Southern California Edison
Electricity demand forecasting plays an important role in short-term load allocation and long-term planning for future generation facilities and transmission augmentation. It is a challenging problem because of the different uncertainties including underlying population growth, changing technology, economic conditions, prevailing weather conditions (and the timing of those conditions), as well as the general randomness inherent in individual usage. It is also subject to some known calendar effects due to the time of day, day of week, time of year, and public holidays. But the most challenging part is that we often want to forecast the peak demand rather than the average demand. Consequently, it is necessary to adopt a probabilistic view of potential peak demand levels in order to evaluate and hedge the financial risk accrued by demand variability and forecasting uncertainty.

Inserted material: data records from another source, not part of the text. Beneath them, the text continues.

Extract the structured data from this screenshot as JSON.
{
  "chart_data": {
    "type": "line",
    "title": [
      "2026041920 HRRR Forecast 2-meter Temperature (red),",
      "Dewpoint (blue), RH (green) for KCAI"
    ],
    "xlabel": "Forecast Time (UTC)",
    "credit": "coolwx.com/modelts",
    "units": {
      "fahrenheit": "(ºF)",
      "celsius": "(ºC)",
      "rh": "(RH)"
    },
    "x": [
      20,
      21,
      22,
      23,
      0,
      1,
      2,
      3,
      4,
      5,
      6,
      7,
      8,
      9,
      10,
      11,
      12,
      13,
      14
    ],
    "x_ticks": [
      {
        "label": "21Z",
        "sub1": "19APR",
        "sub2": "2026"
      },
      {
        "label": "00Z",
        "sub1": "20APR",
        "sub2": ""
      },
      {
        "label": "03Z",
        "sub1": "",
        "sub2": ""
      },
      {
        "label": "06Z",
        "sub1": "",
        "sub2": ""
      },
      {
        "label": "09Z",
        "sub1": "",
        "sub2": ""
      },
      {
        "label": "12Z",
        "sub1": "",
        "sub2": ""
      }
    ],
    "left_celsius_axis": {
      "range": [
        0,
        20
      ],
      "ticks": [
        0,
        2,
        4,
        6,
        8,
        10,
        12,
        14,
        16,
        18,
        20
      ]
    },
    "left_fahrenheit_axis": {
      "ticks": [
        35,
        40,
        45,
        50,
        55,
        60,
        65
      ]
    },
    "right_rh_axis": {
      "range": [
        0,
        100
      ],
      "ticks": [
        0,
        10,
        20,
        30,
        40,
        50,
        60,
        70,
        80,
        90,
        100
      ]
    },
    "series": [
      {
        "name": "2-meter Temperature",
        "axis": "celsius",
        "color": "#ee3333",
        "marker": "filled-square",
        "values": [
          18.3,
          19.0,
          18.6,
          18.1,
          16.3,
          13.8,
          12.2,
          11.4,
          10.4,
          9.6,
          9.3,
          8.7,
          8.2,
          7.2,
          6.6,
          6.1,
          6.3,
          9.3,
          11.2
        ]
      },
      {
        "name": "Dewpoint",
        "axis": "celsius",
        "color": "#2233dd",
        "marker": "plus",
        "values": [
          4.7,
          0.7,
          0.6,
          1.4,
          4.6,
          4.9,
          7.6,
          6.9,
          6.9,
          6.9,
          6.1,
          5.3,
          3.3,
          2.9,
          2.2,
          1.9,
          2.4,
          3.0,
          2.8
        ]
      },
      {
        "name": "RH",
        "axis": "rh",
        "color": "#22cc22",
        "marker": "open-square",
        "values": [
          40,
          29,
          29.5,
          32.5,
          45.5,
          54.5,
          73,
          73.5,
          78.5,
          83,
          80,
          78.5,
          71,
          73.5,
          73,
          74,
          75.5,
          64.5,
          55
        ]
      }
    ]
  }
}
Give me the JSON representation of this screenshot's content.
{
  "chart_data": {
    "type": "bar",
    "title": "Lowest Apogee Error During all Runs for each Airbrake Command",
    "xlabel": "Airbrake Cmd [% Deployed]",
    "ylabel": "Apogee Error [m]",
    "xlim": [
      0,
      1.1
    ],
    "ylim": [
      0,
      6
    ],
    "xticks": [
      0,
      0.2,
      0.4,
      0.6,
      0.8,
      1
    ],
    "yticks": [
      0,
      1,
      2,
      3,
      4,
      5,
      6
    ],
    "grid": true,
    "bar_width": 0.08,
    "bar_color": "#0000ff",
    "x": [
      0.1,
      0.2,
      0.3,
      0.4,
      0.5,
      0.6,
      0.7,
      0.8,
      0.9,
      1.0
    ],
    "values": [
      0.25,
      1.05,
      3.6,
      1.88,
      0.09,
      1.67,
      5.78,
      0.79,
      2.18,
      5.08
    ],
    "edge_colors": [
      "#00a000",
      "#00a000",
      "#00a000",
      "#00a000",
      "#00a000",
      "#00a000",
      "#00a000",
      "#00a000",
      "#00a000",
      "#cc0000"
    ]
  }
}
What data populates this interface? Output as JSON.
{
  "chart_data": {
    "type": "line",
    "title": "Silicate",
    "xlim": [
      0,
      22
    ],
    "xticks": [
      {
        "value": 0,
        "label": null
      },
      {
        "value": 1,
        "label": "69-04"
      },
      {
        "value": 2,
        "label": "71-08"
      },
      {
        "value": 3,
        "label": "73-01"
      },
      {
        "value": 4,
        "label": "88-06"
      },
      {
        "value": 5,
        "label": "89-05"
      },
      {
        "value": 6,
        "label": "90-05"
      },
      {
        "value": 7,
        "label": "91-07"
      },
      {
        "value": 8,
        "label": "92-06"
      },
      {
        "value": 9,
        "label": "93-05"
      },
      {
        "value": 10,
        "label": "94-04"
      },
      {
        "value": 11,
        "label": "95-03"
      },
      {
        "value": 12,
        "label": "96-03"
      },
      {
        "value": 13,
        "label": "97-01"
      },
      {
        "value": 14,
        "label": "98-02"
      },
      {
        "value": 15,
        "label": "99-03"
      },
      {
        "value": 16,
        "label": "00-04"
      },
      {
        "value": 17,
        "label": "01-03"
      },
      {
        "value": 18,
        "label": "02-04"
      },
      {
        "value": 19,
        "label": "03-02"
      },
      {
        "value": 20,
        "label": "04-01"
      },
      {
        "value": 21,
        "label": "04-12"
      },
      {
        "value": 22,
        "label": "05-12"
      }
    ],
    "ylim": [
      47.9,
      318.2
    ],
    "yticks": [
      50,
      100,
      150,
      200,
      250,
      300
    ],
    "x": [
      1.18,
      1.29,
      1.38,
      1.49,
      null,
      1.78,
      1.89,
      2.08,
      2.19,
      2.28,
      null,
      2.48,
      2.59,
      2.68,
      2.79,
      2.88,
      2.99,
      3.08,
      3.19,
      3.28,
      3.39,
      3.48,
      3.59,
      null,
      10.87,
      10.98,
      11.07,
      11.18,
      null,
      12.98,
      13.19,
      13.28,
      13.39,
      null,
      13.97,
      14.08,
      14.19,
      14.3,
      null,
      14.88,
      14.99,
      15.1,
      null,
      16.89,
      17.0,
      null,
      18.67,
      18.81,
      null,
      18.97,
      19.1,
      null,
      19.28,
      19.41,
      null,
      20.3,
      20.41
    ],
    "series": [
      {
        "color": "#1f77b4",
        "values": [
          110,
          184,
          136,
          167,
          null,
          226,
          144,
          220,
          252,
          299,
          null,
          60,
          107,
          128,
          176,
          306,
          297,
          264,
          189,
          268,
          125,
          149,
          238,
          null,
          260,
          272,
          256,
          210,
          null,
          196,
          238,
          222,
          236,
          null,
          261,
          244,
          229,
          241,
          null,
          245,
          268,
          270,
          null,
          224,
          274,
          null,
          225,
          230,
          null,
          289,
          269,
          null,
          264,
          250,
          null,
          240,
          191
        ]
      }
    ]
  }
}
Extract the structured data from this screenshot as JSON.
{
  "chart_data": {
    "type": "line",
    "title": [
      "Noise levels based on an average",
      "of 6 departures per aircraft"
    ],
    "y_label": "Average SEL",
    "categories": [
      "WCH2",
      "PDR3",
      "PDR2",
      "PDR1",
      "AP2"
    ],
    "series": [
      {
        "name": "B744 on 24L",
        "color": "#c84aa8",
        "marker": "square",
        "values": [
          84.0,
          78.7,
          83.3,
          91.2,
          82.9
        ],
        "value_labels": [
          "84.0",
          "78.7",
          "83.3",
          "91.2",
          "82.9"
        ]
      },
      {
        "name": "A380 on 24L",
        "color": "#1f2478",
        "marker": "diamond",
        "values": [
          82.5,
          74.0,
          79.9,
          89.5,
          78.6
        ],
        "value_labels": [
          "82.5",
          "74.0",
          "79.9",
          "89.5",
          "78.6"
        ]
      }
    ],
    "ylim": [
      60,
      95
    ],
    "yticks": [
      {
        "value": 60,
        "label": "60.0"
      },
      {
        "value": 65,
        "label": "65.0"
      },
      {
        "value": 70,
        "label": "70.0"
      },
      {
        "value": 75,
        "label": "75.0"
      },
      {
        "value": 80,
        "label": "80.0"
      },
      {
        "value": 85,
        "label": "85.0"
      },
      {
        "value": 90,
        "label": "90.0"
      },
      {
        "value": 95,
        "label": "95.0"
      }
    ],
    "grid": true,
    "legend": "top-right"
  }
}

I will describe some Australian experiences in addressing these problems via the Monash Electricity Forecasting Model, a semiparametric additive model designed to take all the available information into account, and to provide forecast distributions from a few hours ahead to a few decades ahead. The approach is being used by energy market operators and supply companies to forecast the probability distribution of electricity demand in various regions of Australia.
I will briefly demonstrate an open-source R package to implement the model. The package allows for ensemble forecasting of demand based on simulations of future sample paths of temperatures and other predictor variables.
Finally, I will discuss some recent developments in evaluating peak demand forecasts, and some research competitions that have generated some innovative new methods to tackle energy forecasting problems.